Given this sequence $Q_1(x)=x$, $Q_{n+1}(x)={Q_n(x+1)\over Q_n(x)}$, with $n>=1$, how can I get the explicit n-th term relation?
More precisely, $Q_n(x)=$ ? (when $n>=0$)
I'm eager to learn a method for expliciting this multi-variable recurrences in the future.
On
Just try for small $n.$
$$Q_1(x) = x$$
$$Q_2(x) = Q_1(x+1)/Q_1(x) = (x+1)/x.$$
$$Q_3(x) = Q_2(x+1)/Q_2(x) = ((x+2)/(x+1))/((x+1)/x) = (x+2)x/(x+1)^2.$$
$$Q_4(x) = Q_3(x+1)/Q_3(x) = ((x+3)(x+1)/(x+2)^2)/((x+2)x)/(x+1)^2) = (x+3)(x+1)^3/((x+1)^2(x+2)^2 x).$$
It does not look like there will be any simple expression.
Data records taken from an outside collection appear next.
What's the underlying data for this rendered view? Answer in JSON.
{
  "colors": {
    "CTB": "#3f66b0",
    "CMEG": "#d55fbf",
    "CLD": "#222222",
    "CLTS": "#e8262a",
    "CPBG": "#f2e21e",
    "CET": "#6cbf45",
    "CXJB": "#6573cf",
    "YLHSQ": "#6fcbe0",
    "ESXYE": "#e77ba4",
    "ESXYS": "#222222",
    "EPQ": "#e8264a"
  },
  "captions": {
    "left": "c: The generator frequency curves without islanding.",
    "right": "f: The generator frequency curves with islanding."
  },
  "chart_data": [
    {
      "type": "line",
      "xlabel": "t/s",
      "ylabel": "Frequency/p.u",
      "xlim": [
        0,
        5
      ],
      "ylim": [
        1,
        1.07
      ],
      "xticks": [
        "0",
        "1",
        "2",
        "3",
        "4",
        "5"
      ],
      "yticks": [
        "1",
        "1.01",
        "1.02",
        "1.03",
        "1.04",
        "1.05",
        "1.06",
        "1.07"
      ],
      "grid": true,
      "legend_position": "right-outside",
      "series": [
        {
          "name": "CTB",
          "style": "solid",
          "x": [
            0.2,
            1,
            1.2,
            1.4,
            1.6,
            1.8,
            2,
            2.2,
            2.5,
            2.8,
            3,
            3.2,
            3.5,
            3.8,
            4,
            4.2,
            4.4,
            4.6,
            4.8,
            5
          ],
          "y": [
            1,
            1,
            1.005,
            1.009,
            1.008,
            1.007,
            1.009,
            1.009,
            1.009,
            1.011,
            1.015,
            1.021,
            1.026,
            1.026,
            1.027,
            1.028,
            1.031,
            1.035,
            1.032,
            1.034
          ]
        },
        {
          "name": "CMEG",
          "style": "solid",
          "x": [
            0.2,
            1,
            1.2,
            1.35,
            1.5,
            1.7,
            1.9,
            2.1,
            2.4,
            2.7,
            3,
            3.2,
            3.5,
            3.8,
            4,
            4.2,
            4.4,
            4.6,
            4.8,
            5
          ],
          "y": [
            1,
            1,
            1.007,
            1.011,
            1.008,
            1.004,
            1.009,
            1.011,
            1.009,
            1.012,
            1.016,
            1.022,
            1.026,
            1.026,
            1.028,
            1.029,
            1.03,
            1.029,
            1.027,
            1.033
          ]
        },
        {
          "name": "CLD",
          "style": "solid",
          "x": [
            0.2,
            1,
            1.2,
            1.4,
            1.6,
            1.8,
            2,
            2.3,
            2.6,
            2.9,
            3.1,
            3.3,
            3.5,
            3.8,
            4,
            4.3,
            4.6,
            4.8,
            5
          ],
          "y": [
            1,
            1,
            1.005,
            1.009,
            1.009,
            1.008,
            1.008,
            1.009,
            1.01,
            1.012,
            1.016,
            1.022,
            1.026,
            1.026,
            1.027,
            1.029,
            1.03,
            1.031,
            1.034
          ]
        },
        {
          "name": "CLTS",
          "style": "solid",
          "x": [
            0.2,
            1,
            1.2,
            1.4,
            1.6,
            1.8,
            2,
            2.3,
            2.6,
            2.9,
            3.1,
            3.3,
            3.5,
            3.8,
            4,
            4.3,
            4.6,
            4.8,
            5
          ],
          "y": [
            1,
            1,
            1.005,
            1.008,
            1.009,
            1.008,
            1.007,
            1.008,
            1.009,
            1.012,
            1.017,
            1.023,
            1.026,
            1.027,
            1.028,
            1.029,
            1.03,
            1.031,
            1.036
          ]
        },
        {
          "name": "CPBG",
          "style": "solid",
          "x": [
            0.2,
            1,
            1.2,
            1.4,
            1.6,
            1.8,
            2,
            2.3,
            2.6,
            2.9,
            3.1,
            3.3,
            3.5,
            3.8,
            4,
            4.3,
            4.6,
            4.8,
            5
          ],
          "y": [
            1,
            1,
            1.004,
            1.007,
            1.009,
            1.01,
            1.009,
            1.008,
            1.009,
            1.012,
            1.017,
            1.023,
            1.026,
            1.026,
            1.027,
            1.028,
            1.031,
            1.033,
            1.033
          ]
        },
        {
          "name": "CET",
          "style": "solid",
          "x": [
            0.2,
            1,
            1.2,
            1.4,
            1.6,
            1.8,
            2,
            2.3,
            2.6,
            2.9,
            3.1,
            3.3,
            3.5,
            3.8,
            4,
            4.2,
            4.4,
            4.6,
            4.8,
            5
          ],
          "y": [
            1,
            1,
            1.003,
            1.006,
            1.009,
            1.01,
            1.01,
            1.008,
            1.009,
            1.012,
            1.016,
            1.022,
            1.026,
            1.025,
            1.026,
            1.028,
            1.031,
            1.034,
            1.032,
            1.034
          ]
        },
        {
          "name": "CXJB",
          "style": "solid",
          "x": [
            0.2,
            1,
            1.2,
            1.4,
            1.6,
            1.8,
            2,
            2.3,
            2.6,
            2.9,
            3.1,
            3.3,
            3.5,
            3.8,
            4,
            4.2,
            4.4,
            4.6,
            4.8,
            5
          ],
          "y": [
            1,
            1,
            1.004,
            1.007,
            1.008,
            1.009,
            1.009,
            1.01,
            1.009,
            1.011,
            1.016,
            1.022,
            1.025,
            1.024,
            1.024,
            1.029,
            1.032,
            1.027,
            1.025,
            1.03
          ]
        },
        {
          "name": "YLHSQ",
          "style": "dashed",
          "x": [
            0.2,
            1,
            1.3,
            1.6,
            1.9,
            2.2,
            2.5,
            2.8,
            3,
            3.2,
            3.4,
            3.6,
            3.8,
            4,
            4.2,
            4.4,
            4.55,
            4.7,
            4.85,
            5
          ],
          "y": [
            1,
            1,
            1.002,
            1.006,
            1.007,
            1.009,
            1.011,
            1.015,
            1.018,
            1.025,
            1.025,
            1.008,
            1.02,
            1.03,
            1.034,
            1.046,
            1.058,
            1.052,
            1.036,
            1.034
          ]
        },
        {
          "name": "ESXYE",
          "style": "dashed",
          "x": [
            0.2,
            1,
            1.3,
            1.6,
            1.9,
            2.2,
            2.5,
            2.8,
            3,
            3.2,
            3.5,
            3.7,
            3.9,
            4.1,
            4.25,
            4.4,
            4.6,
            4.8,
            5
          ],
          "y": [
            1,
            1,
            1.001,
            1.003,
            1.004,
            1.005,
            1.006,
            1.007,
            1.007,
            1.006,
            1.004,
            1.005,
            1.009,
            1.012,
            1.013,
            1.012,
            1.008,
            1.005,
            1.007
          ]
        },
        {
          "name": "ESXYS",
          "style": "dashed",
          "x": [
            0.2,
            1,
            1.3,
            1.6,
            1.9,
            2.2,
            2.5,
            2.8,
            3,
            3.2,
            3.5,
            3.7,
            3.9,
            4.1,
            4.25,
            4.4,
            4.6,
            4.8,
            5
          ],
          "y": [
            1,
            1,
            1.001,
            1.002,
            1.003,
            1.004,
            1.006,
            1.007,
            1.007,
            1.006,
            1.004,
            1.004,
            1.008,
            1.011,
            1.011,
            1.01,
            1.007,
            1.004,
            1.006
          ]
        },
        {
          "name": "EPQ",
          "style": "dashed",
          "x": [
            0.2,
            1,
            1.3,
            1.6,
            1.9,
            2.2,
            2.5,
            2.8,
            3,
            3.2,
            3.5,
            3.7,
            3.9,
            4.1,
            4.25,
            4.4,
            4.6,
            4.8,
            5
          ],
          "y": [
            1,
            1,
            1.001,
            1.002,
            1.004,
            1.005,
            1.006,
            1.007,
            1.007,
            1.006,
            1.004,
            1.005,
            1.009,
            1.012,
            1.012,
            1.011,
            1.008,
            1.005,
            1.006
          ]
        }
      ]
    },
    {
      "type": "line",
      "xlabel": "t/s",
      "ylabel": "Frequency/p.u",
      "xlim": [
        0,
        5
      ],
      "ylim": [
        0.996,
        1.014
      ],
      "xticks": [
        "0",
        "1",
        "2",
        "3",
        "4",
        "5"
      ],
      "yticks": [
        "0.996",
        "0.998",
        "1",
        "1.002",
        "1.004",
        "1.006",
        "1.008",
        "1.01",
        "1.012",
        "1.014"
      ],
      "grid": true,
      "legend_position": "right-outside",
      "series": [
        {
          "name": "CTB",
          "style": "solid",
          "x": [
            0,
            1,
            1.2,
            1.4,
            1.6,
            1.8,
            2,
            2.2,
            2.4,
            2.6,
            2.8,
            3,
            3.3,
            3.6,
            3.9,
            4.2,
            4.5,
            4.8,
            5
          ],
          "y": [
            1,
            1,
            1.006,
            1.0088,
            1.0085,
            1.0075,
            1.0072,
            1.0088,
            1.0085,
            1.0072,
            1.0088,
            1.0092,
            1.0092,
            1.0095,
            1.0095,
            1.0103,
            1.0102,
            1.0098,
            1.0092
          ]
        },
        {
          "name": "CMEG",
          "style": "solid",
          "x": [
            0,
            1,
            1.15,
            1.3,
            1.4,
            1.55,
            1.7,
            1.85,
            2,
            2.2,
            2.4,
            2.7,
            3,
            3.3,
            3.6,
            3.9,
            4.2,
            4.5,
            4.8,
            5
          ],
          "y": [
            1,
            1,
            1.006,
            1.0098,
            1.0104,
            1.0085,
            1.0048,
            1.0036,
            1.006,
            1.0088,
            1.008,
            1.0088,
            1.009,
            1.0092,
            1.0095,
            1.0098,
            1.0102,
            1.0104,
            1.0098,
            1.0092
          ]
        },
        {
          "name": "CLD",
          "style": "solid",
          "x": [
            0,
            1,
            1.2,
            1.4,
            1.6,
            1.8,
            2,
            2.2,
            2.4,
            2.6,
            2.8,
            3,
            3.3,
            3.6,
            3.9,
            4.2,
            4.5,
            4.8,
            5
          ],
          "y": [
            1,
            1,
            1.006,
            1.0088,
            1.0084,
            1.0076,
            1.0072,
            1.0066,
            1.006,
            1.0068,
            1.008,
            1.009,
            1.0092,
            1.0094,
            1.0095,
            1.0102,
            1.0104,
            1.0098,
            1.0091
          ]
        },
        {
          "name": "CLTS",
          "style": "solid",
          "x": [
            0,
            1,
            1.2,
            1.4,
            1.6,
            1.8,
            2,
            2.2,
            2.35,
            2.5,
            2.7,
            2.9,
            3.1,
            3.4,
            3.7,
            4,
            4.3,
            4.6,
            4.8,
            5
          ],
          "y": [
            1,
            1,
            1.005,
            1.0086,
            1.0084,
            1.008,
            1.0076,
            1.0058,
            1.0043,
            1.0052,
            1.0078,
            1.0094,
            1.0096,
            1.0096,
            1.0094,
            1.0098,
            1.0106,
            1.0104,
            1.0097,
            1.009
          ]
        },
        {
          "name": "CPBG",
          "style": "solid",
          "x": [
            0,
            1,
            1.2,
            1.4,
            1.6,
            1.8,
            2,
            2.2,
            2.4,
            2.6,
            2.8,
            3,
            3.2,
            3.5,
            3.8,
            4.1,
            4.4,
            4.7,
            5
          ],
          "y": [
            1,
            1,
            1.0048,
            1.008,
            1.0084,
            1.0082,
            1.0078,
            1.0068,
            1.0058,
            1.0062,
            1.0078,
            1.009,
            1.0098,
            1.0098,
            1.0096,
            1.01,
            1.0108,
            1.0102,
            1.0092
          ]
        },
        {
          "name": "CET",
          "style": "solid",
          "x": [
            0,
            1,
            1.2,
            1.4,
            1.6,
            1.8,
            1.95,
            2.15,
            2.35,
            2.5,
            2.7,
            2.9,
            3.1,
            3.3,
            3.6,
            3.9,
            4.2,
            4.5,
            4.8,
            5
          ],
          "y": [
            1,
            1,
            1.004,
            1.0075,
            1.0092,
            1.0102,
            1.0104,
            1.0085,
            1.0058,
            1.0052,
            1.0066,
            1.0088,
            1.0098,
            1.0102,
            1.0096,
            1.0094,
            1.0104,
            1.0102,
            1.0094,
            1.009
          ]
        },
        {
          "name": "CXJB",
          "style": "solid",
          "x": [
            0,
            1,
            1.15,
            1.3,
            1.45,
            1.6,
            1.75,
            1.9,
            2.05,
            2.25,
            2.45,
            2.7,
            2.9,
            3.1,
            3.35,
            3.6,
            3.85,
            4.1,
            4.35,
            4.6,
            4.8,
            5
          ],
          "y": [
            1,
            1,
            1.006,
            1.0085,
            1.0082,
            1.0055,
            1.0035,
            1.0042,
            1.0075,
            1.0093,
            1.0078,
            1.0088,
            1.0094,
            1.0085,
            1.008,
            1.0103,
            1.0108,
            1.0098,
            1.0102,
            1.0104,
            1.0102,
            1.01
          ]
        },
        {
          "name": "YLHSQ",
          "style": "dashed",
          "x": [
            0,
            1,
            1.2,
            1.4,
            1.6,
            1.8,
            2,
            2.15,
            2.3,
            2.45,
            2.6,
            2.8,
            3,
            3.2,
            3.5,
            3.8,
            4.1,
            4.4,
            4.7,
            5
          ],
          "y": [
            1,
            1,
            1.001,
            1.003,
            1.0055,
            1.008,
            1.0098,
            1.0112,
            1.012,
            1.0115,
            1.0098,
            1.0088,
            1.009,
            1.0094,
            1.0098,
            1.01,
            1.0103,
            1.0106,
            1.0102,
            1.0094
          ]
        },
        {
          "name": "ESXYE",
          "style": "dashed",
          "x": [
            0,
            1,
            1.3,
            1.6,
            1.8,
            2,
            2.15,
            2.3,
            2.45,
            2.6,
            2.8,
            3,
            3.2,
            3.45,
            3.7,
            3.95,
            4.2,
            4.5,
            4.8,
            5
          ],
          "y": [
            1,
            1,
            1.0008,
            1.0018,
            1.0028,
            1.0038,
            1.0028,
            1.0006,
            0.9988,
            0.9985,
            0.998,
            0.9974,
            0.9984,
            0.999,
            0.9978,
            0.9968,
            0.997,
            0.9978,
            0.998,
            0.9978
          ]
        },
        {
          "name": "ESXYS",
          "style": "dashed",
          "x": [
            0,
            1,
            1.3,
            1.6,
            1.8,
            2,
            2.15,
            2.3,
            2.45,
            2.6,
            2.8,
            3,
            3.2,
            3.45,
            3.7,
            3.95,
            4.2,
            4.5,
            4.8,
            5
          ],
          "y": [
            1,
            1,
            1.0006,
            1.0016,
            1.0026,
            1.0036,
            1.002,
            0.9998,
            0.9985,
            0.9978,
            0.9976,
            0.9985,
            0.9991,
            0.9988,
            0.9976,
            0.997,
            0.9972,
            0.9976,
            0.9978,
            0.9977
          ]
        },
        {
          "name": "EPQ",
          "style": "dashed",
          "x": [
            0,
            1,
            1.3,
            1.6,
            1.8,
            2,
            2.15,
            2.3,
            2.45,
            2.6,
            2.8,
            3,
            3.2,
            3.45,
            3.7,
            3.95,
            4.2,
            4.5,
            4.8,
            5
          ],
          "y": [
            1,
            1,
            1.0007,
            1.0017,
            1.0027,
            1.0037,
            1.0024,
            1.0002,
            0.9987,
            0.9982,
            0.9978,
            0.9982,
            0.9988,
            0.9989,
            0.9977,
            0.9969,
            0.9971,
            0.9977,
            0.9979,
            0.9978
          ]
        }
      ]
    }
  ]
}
For every $n\geqslant0$ and $k\geqslant1$, $$ Q_{n+k}(x)=\prod_{i=0}^nQ_k(x+i)^{(-1)^{n-i}{n\choose i}}, $$ hence, for every $n\geqslant0$, $$ Q_{n+1}(x)=\prod_{i=0}^{n}(x+i)^{(-1)^{n-i}{n\choose i}}=\frac{(x+n)}{(x+n-1)^{{n\choose1}}}\cdot\frac{(x+n-2)^{{n\choose 2}}}{(x+n-3)^{{n\choose3}}}\cdots $$